There's more than one way to show your green on St. Patrick's Day.

Annapolis' annual rain barrel and compost bin sale will be held March 17-18 at . From 7 a.m. to 5 pm. customers can get a rain barrel and compost bin at significant discounts.

The effort is part of Mayor Josh Cohen's Clean and Green initiative, according to a release.

“This is a win-win situation,” Cohen said in a release. “The person buying the barrel or bin benefits from the discounted pricing. The environment benefits from reduced pollution and waste going to local landfills.”

The truckload sale features The Earth Machine Backyard Compost Bin for $45 and the SYSTERN Rain Barrel for $55 on a first-come, first-serve basis, according to a release. Regular retail prices are $100 and $120, respectively.

Customers can use the bin to compost fruit, vegetable scraps, crushed eggshells, tea bags, coffee grounds and filters from their kitchen, mulched leaves, dried grass, garden plants, old potting soil and soft plant stems from the garden.

The resulting compost can be used as a rich soil additive for lawns and gardens to give you greener grass, healthier flowers and better fruits and vegetables. 

The rain barrel will help to reduce water pollution and soil erosion and reduce water demand, preserving municipal water supplies. Annapolis residents can also receive an annual $20 credit on their water bill by completing a storm water credit application found on the city’s website, according to the release.

There also will be rain barrel demonstrations at the event by the Annapolis Environmental Commission.

For more information, visit www.kbtruevalue.com,www.SustainableAnnapolis.com, or call K&B True Value at 410-268-3939.

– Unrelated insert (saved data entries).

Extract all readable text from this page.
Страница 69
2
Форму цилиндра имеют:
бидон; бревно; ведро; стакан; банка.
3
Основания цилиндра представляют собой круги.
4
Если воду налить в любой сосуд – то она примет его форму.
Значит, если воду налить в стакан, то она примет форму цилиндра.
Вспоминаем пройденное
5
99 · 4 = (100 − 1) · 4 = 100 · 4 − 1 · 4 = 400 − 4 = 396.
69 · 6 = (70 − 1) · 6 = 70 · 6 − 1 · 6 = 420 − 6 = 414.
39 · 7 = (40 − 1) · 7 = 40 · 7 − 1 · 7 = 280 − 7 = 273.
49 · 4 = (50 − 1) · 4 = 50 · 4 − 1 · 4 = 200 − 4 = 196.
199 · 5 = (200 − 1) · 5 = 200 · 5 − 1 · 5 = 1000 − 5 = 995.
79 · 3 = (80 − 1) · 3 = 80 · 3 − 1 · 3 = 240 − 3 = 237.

Conlyn March 09, 2012 at 03:58 PM
I have a black rotating barrel type composting bin. The compost material does not seem to be breaking down. It has been a year since it was emptied. The egg shells, citrus rinds, and oak leaves seem not to be breaking down. Is there any thing that can be put in to speed the degrading process?
Jared Littmann March 10, 2012 at 01:27 AM
Yes, there are a couple of options. First, you should mix up the product in the barrel periodically, although I'm assuming you've done this because you mentioned you have a rotating barrel type. Second, make sure you've got a mix of kitchen and yard greens and browns, basically anything organic, but having a mix is important; again, you mentioned shells and leaves, so you might have done this. Third, you can get (available at K&B True Value on Forest Drive) a compost boost or accelerator that adds natural enzymes that speed up the breakdown of the materials in your compost bin. I hope that helps!